Detection Of Acute Pulmonary Embolism By Point Of Care Ultrasonography In A Patient Presenting In Acute Dyspnea And Pea: A Case Report.

Chia-Ching Chen


Point of care ultrasonography (POCUS) is a low-cost, real-time, noninvasive modality which may rapidly narrow the differential diagnosis and improve chance of survival.

We discuss a case of massive pulmonary embolism with cardiac arrest diagnosed by POCUS.


Pulmonary embolism (PE) is one of obstructive shock which can result in shock and cardiac arrest.

Effectively early diagnosing pulmonary embolism can be difficult due to limited information, broad differentials, and the severity of illness demanding rapid intervention.

Point of care ultrasonography (POCUS) is a low-cost, real-time, noninvasive modality, which may rapidly narrow the differential diagnosis and improve chance of survival.

We discuss a case of massive pulmonary embolism with cardiac arrest diagnosed by POCUS.


A 86-yer-old woman was brought in by ambulance with the chief complaint of dyspnea and hematemesis.

She was reported by the paramedics to be hypotensive, tachypnea and tachycardic prior to arrival.

Her past medical history was hypertension, heart failure and atrial septal defect.

On presentation to the emergency department, the patient appeared critically ill with generalized pallor with a heart rate of 103 beats per minute (bpm), blood pressure of 121/72 mm Hg, and oxygen saturation of 79% on 15 L O2 via a nonrebreather mask.

Her exam was significant for pale conjunctiva, grunting, otherwise clear bilateral breath sounds, rapid but regular heart tones, weak femoral pulses, and symmetric, and non-edematous lower extremities. Shortly after arrival the patient lost cardiac motion, and cardiopulmonary resuscitation (CPR) was initiated with return of spontaneous circulation within 10 minutes.

She was emergently intubated, and his postintubation oxygen saturation was noted to be 84%, despite 100% FiO2 and confirmation of adequate tube placement. POCUS was performed with visualization of an enlarged right ventricle (figure 1a), RV systolic pressure (RVSP) 34mmHg (figure 1b) and a pulmonary acceleration time (PAT) 60msec (figure 1c), tricuspid annular plane systolic excursion (TAPSE) 11mm (figure d) and direct visualize left main trunk of pulmonary artery thrombus (figure 2a), highly suspicious for a massive pulmonary embolus.
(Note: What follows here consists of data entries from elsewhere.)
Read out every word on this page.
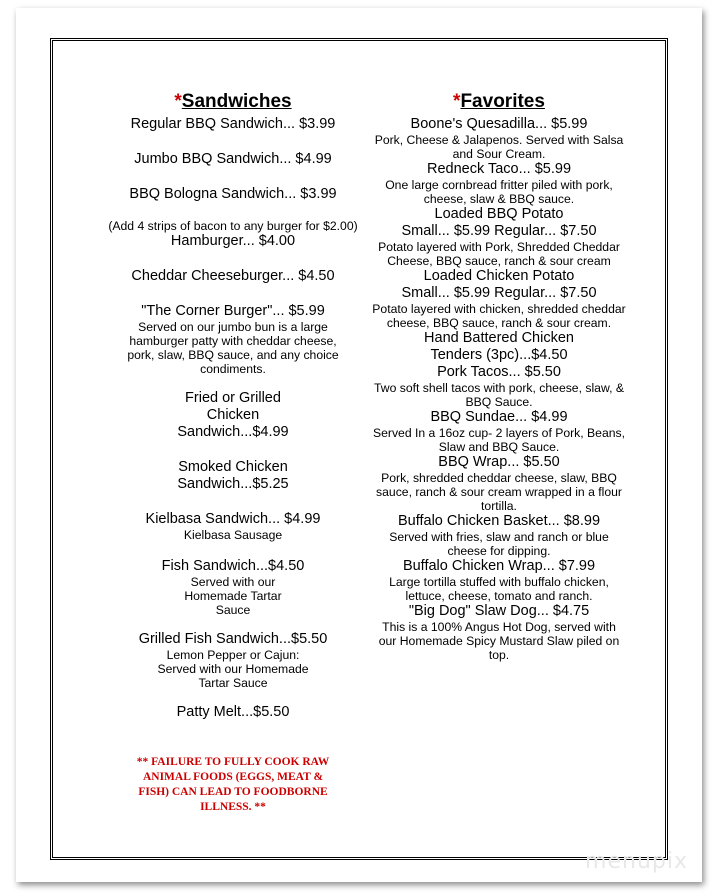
*Sandwiches
Regular BBQ Sandwich... $3.99
Jumbo BBQ Sandwich... $4.99
BBQ Bologna Sandwich... $3.99
(Add 4 strips of bacon to any burger for $2.00)
Hamburger... $4.00
Cheddar Cheeseburger... $4.50
"The Corner Burger"... $5.99
Served on our jumbo bun is a large hamburger patty with cheddar cheese, pork, slaw, BBQ sauce, and any choice condiments.
Fried or Grilled Chicken Sandwich...$4.99
Smoked Chicken Sandwich...$5.25
Kielbasa Sandwich... $4.99
Kielbasa Sausage
Fish Sandwich...$4.50
Served with our Homemade Tartar Sauce
Grilled Fish Sandwich...$5.50
Lemon Pepper or Cajun: Served with our Homemade Tartar Sauce
Patty Melt...$5.50
** FAILURE TO FULLY COOK RAW ANIMAL FOODS (EGGS, MEAT & FISH) CAN LEAD TO FOODBORNE ILLNESS. **
*Favorites
Boone's Quesadilla... $5.99
Pork, Cheese & Jalapenos. Served with Salsa and Sour Cream.
Redneck Taco... $5.99
One large cornbread fritter piled with pork, cheese, slaw & BBQ sauce.
Loaded BBQ Potato
Small... $5.99 Regular... $7.50
Potato layered with Pork, Shredded Cheddar Cheese, BBQ sauce, ranch & sour cream
Loaded Chicken Potato
Small... $5.99 Regular... $7.50
Potato layered with chicken, shredded cheddar cheese, BBQ sauce, ranch & sour cream.
Hand Battered Chicken
Tenders (3pc)...$4.50
Pork Tacos... $5.50
Two soft shell tacos with pork, cheese, slaw, & BBQ Sauce.
BBQ Sundae... $4.99
Served In a 16oz cup- 2 layers of Pork, Beans, Slaw and BBQ Sauce.
BBQ Wrap... $5.50
Pork, shredded cheddar cheese, slaw, BBQ sauce, ranch & sour cream wrapped in a flour tortilla.
Buffalo Chicken Basket... $8.99
Served with fries, slaw and ranch or blue cheese for dipping.
Buffalo Chicken Wrap... $7.99
Large tortilla stuffed with buffalo chicken, lettuce, cheese, tomato and ranch.
"Big Dog" Slaw Dog... $4.75
This is a 100% Angus Hot Dog, served with our Homemade Spicy Mustard Slaw piled on top.
menupix
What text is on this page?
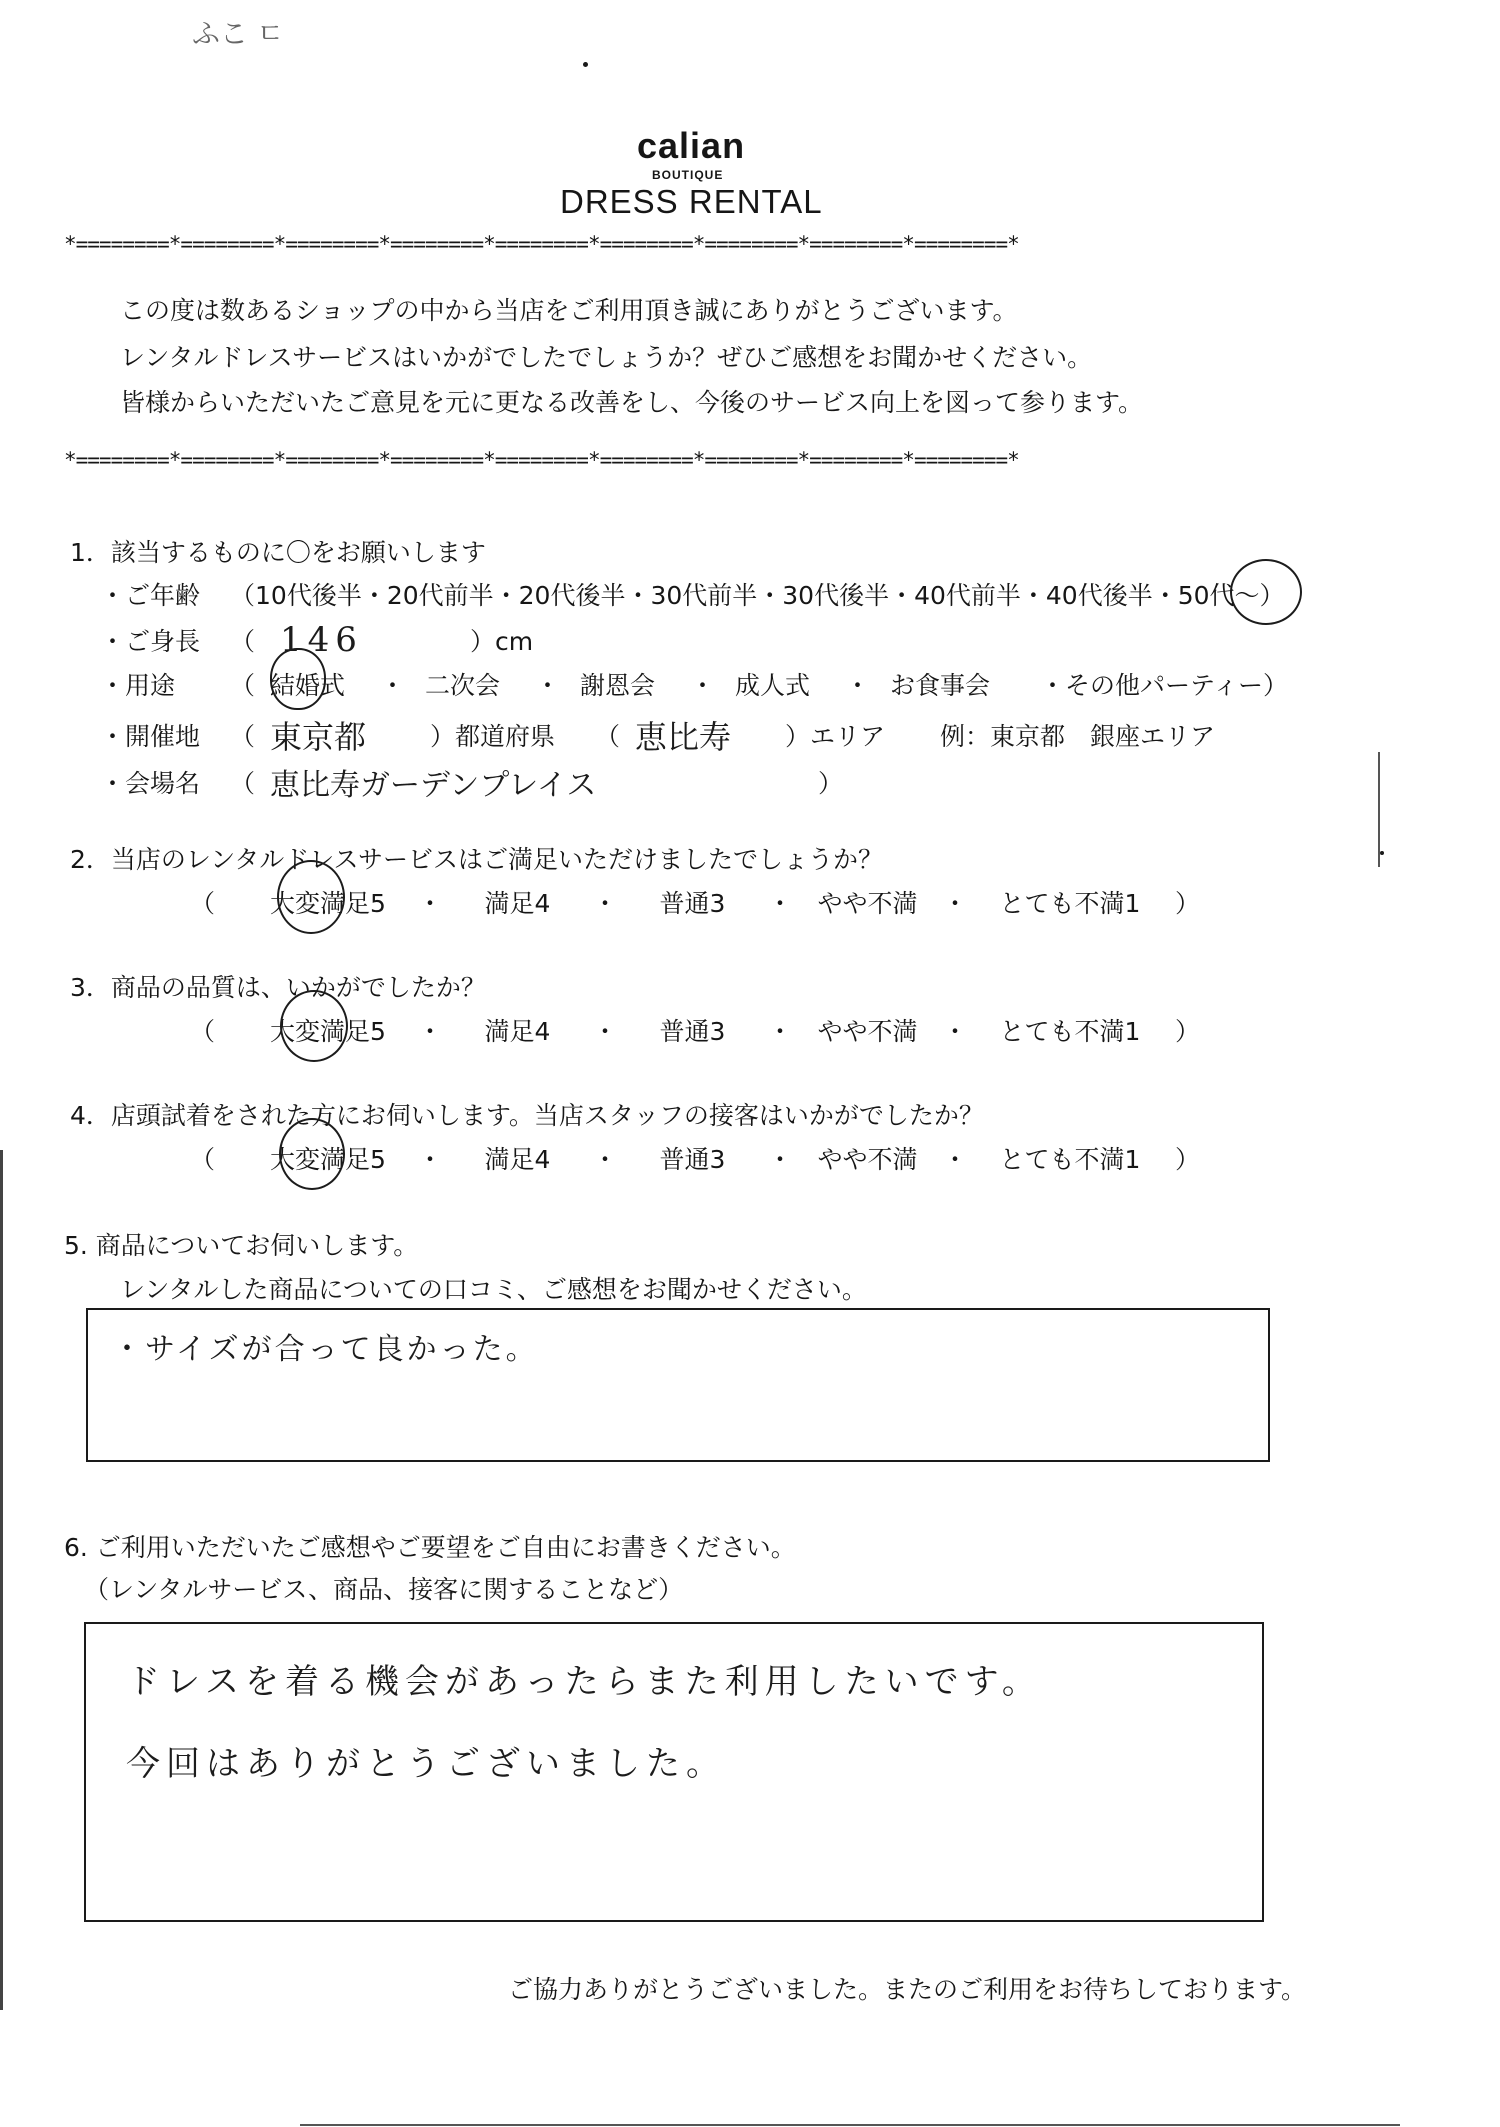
ふこ ㄷ
calian
BOUTIQUE
DRESS RENTAL
*========*========*========*========*========*========*========*========*========*
*========*========*========*========*========*========*========*========*========*
この度は数あるショップの中から当店をご利用頂き誠にありがとうございます。
レンタルドレスサービスはいかがでしたでしょうか？ぜひご感想をお聞かせください。
皆様からいただいたご意見を元に更なる改善をし、今後のサービス向上を図って参ります。
1．該当するものに〇をお願いします
・ご年齢	（ 10代後半・20代前半・20代後半・30代前半・30代後半・40代前半・40代後半・ 50代〜 ）
・ご身長	（ 146	）cm
・用途	（ 結婚式	・ 二次会	・ 謝恩会	・ 成人式	・ お食事会	・その他パーティー）
・開催地	（ 東京都	）都道府県	（ 恵比寿	）エリア	例：東京都　銀座エリア
・会場名	（ 恵比寿ガーデンプレイス	）
2．当店のレンタルドレスサービスはご満足いただけましたでしょうか？
（	大変満足5	・	満足4	・	普通3	・ やや不満 ・	とても不満1	）
3．商品の品質は、いかがでしたか？
（	大変満足5	・	満足4	・	普通3	・ やや不満 ・	とても不満1	）
4．店頭試着をされた方にお伺いします。当店スタッフの接客はいかがでしたか？
（	大変満足5	・	満足4	・	普通3	・ やや不満 ・	とても不満1	）
5. 商品についてお伺いします。
レンタルした商品についての口コミ、ご感想をお聞かせください。
・サイズが合って良かった。
6. ご利用いただいたご感想やご要望をご自由にお書きください。
（レンタルサービス、商品、接客に関することなど）
ドレスを着る機会があったらまた利用したいです。
今回はありがとうございました。
ご協力ありがとうございました。またのご利用をお待ちしております。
The patient’s blood pressure was maintained on a continuous infusion of dopamine. The CT angiogram (CTA) confirmed the diagnosis of bilateral massive pulmonary emboli (figure 2b).


Our case demonstrates successful application of POCUS in the diagnosis of massive PE in a patient with dyspnea and PEA.

Although thrombolytics were given immediately after confirmation of PE by CTA, the direct sonographic evidence of pulmonary artery thrombus and indirect sonographic evidence acute RV strain and 60/60 rule strongly suggested the diagnosis.

tPA was not given due to active GI tract bleeding. Delay in initiating thrombolytic therapy until CTA was reasonable due to lacking strong evidence level of ED-performed POCUS for PE diagnosis.

Direct sonographic evidence of acute PE include free-floating in RV thrombus or pulmonary artery and indirect signs as inferior vena cava plethora, RV dilation, D shape LV wall in parasternal short axis view, TAPSE<18mm, 60/60 rule or evidence of DVT on compression ultrasound of the lower extremities.

As stated in the ACC/ASE appropriateness criteria document, transthoracic echocardiography is not sufficiently sensitive to rule out pulmonary embolism. Although the direct visualization of thrombus in right ventricle or pulmonary artery with acute RV strain is highly specific for acute pulmonary embolism, the sensitivity of this direct sign is as low as 4–18%.

The sensitivity of indirect signs of acute PE varies from 29% to77%. And such indirect sign can also be found in other disease such as COPD, obstructive sleep apnea, pulmonary hypertension, and right sided myocardial infarction.

Currently the most sensitive and specific indirect sign is the McConnell sign (hypokinesis of the RV mid-free wall with preserved apical contractility in apical four-chamber view) with sensitivity of 77% and specificity of 94%.

Even though, current policy published by ACEP and ASE still recommend considering thrombolytics if the clinical scenario and the POCUS findings suggest massive pulmonary embolus in the peri-arrest patient.